Although a liberal, Mr. Santos supported the forcible ouster of Mr. Zelaya on June 28. He was Mr. Zelaya’s vice president before resigning to run for president last year.

Mr. Zelaya sneaked back into the country and has been holed up in the Brazilian Embassy here since Sept. 21.

There were isolated reports of voter intimidation, according to an election observer from the U.S. Embassy at a polling station in the capital who said he could not be quoted by name. He said that pro-Zelaya students prevented two universities from being used as voting stations but that voters were being directed elsewhere.

“We’re not here to give our blessing or not to give our blessing,” he said. “We’re just here to report what we see to the people who want to know.”

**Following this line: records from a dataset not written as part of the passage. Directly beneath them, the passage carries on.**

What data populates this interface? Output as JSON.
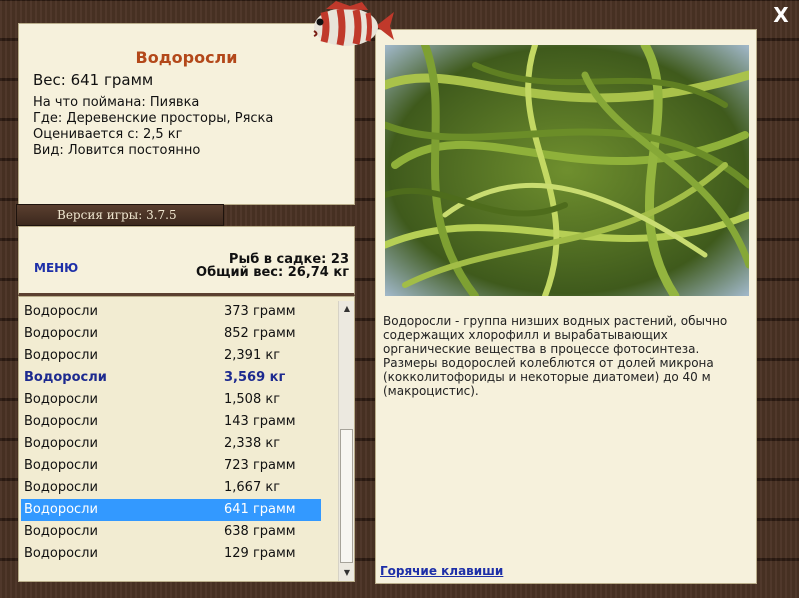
{
  "fish": {
    "title": "Водоросли",
    "weight": "Вес: 641 грамм",
    "caught_on": "На что поймана: Пиявка",
    "where": "Где: Деревенские просторы, Ряска",
    "valued_from": "Оценивается с: 2,5 кг",
    "kind": "Вид: Ловится постоянно"
  },
  "version": "Версия игры: 3.7.5",
  "menu_label": "МЕНЮ",
  "stats": {
    "fish_in_keepnet": "Рыб в садке: 23",
    "total_weight": "Общий вес: 26,74 кг"
  },
  "catch_list": [
    {
      "name": "Водоросли",
      "weight": "373 грамм"
    },
    {
      "name": "Водоросли",
      "weight": "852 грамм"
    },
    {
      "name": "Водоросли",
      "weight": "2,391 кг"
    },
    {
      "name": "Водоросли",
      "weight": "3,569 кг"
    },
    {
      "name": "Водоросли",
      "weight": "1,508 кг"
    },
    {
      "name": "Водоросли",
      "weight": "143 грамм"
    },
    {
      "name": "Водоросли",
      "weight": "2,338 кг"
    },
    {
      "name": "Водоросли",
      "weight": "723 грамм"
    },
    {
      "name": "Водоросли",
      "weight": "1,667 кг"
    },
    {
      "name": "Водоросли",
      "weight": "641 грамм"
    },
    {
      "name": "Водоросли",
      "weight": "638 грамм"
    },
    {
      "name": "Водоросли",
      "weight": "129 грамм"
    }
  ],
  "description": "Водоросли - группа низших водных растений, обычно содержащих хлорофилл и вырабатывающих органические вещества в процессе фотосинтеза. Размеры водорослей колеблются от долей микрона (кокколитофориды и некоторые диатомеи) до 40 м (макроцистис).",
  "hotkeys_label": "Горячие клавиши",
  "close_label": "X",
  "colors": {
    "title": "#b3481a",
    "link": "#1d2fa8",
    "selected_row": "#3399ff",
    "panel": "#f6f1dc"
  }
}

Scores of people were lined up at each voting table; most voting stations had several tables, but only two cardboard voting booths each. Voters cast paper ballots, then had their right little fingers marked with indelible ink to prevent repeat voting. Polls opened at 7 a.m. and closed at 5 p.m. local time.

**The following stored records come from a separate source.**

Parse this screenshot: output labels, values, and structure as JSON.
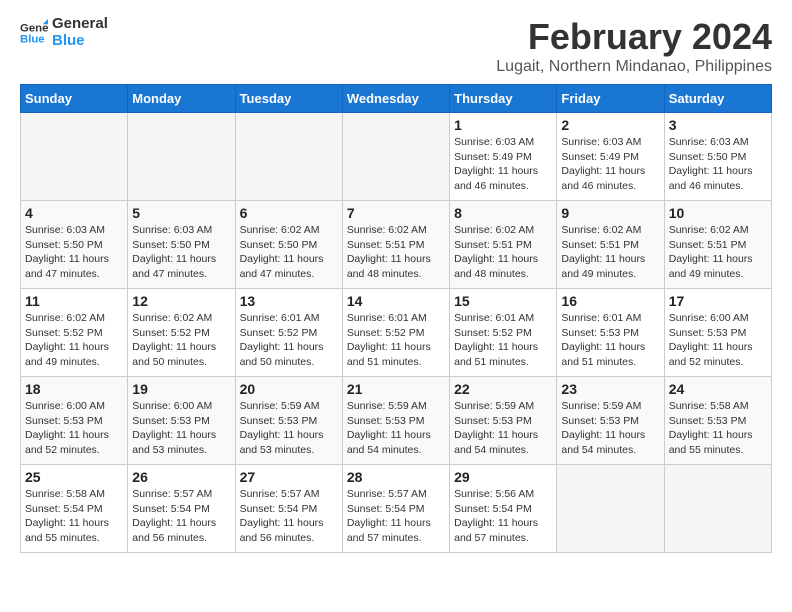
{
  "logo": {
    "line1": "General",
    "line2": "Blue"
  },
  "title": "February 2024",
  "location": "Lugait, Northern Mindanao, Philippines",
  "days_header": [
    "Sunday",
    "Monday",
    "Tuesday",
    "Wednesday",
    "Thursday",
    "Friday",
    "Saturday"
  ],
  "weeks": [
    [
      {
        "day": "",
        "info": ""
      },
      {
        "day": "",
        "info": ""
      },
      {
        "day": "",
        "info": ""
      },
      {
        "day": "",
        "info": ""
      },
      {
        "day": "1",
        "info": "Sunrise: 6:03 AM\nSunset: 5:49 PM\nDaylight: 11 hours\nand 46 minutes."
      },
      {
        "day": "2",
        "info": "Sunrise: 6:03 AM\nSunset: 5:49 PM\nDaylight: 11 hours\nand 46 minutes."
      },
      {
        "day": "3",
        "info": "Sunrise: 6:03 AM\nSunset: 5:50 PM\nDaylight: 11 hours\nand 46 minutes."
      }
    ],
    [
      {
        "day": "4",
        "info": "Sunrise: 6:03 AM\nSunset: 5:50 PM\nDaylight: 11 hours\nand 47 minutes."
      },
      {
        "day": "5",
        "info": "Sunrise: 6:03 AM\nSunset: 5:50 PM\nDaylight: 11 hours\nand 47 minutes."
      },
      {
        "day": "6",
        "info": "Sunrise: 6:02 AM\nSunset: 5:50 PM\nDaylight: 11 hours\nand 47 minutes."
      },
      {
        "day": "7",
        "info": "Sunrise: 6:02 AM\nSunset: 5:51 PM\nDaylight: 11 hours\nand 48 minutes."
      },
      {
        "day": "8",
        "info": "Sunrise: 6:02 AM\nSunset: 5:51 PM\nDaylight: 11 hours\nand 48 minutes."
      },
      {
        "day": "9",
        "info": "Sunrise: 6:02 AM\nSunset: 5:51 PM\nDaylight: 11 hours\nand 49 minutes."
      },
      {
        "day": "10",
        "info": "Sunrise: 6:02 AM\nSunset: 5:51 PM\nDaylight: 11 hours\nand 49 minutes."
      }
    ],
    [
      {
        "day": "11",
        "info": "Sunrise: 6:02 AM\nSunset: 5:52 PM\nDaylight: 11 hours\nand 49 minutes."
      },
      {
        "day": "12",
        "info": "Sunrise: 6:02 AM\nSunset: 5:52 PM\nDaylight: 11 hours\nand 50 minutes."
      },
      {
        "day": "13",
        "info": "Sunrise: 6:01 AM\nSunset: 5:52 PM\nDaylight: 11 hours\nand 50 minutes."
      },
      {
        "day": "14",
        "info": "Sunrise: 6:01 AM\nSunset: 5:52 PM\nDaylight: 11 hours\nand 51 minutes."
      },
      {
        "day": "15",
        "info": "Sunrise: 6:01 AM\nSunset: 5:52 PM\nDaylight: 11 hours\nand 51 minutes."
      },
      {
        "day": "16",
        "info": "Sunrise: 6:01 AM\nSunset: 5:53 PM\nDaylight: 11 hours\nand 51 minutes."
      },
      {
        "day": "17",
        "info": "Sunrise: 6:00 AM\nSunset: 5:53 PM\nDaylight: 11 hours\nand 52 minutes."
      }
    ],
    [
      {
        "day": "18",
        "info": "Sunrise: 6:00 AM\nSunset: 5:53 PM\nDaylight: 11 hours\nand 52 minutes."
      },
      {
        "day": "19",
        "info": "Sunrise: 6:00 AM\nSunset: 5:53 PM\nDaylight: 11 hours\nand 53 minutes."
      },
      {
        "day": "20",
        "info": "Sunrise: 5:59 AM\nSunset: 5:53 PM\nDaylight: 11 hours\nand 53 minutes."
      },
      {
        "day": "21",
        "info": "Sunrise: 5:59 AM\nSunset: 5:53 PM\nDaylight: 11 hours\nand 54 minutes."
      },
      {
        "day": "22",
        "info": "Sunrise: 5:59 AM\nSunset: 5:53 PM\nDaylight: 11 hours\nand 54 minutes."
      },
      {
        "day": "23",
        "info": "Sunrise: 5:59 AM\nSunset: 5:53 PM\nDaylight: 11 hours\nand 54 minutes."
      },
      {
        "day": "24",
        "info": "Sunrise: 5:58 AM\nSunset: 5:53 PM\nDaylight: 11 hours\nand 55 minutes."
      }
    ],
    [
      {
        "day": "25",
        "info": "Sunrise: 5:58 AM\nSunset: 5:54 PM\nDaylight: 11 hours\nand 55 minutes."
      },
      {
        "day": "26",
        "info": "Sunrise: 5:57 AM\nSunset: 5:54 PM\nDaylight: 11 hours\nand 56 minutes."
      },
      {
        "day": "27",
        "info": "Sunrise: 5:57 AM\nSunset: 5:54 PM\nDaylight: 11 hours\nand 56 minutes."
      },
      {
        "day": "28",
        "info": "Sunrise: 5:57 AM\nSunset: 5:54 PM\nDaylight: 11 hours\nand 57 minutes."
      },
      {
        "day": "29",
        "info": "Sunrise: 5:56 AM\nSunset: 5:54 PM\nDaylight: 11 hours\nand 57 minutes."
      },
      {
        "day": "",
        "info": ""
      },
      {
        "day": "",
        "info": ""
      }
    ]
  ]
}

Tallying did not begin until 7 p.m. to allow voting by people in line when the polls closed.

“Everything is completely tranquil,” said Maria del Rocio Cerdas Quesada, an international observer with the College of Lawyers in Costa Rica, after monitoring polling places in Tegucigalpa. “There are lots of people, people who are happy to vote and express their faith in democracy.”

Polling places were guarded by police in riot gear and in some cases army soldiers with U.S.-made AR-16 assault rifles.

Honduras has been in crisis since the military deposed Mr. Zelaya. Both major parties say he was seeking to force a constituent assembly to allow himself to remain in office beyond the expiration of his term, on Jan. 27. Both the National Congress and the Supreme Court voted against Mr. Zelaya’s plan to hold a referendum on the constituent assembly, but he was proceeding with plans to hold it the day he was overthrown.

The Congress named another liberal, Roberto Micheletti, as interim president. The split in the Liberal Party between pro- and anti-Zelaya factions had hurt Mr. Santos candidacy.

At a news conference Friday, Mr. Lobo urged citizens to vote to resolve the crisis.

“There’s no other way out,” he said. “We have to look ahead. This is a situation that nobody wanted to happen, so what we have to look at is how to get out of this without causing the crisis to deepen.”

“These troublemakers are just one in 1,000,” said Juan Manuel Zelaya, a news editor with Radio CHN who emphasized that he is not related to the deposed president. “They wanted to turn Honduras over to [Venezuelan President Hugo] Chavez. Hondurans don’t want that. We want a Honduras that is free and independent.”

Besides polarizing the Honduran people, the ouster of Mr. Zelaya has divided Latin America. Most countries allied with Mr. Chavez are refusing to recognize the Micheletti government or the results of Sundays election.

Mr. Chavez called the election a farce. Venezuela, Brazil, Argentina, Ecuador, Nicaragua, Paraguay and Guatemala have indicated that they would not recognize the winner. Nicaragua and El Salvador closed their borders with Honduras in the past few days. The Guatemalan Supreme Court blocked President Alvaro Coloms attempt to do the same.

The Brazilian newspaper O Estado de Sao Paulo reported that Mr. Zelaya will now seek asylum in Nicaragua.

President Obama, whose policy was initially to oppose Mr. Zelaya’s overthrow and who attempted to broker a deal to reinstate him, changed course and is calling for recognition of the election results as a means to start from zero to resolve the crisis.

Colombia, Costa Rica, Panama and Peru are the only Latin American countries that have heeded Mr. Obamas call; the rest, notably Mexico and Chile, remain fence-sitters. Mr. Zelaya, the radio editor, said the elections would prove only a palliative, adding, a lot depends on whether European countries like Germany, Italy and Sweden decide to recognize the election.

Voters also elected the 128-member National Congress and more than 2,700 municipal officials.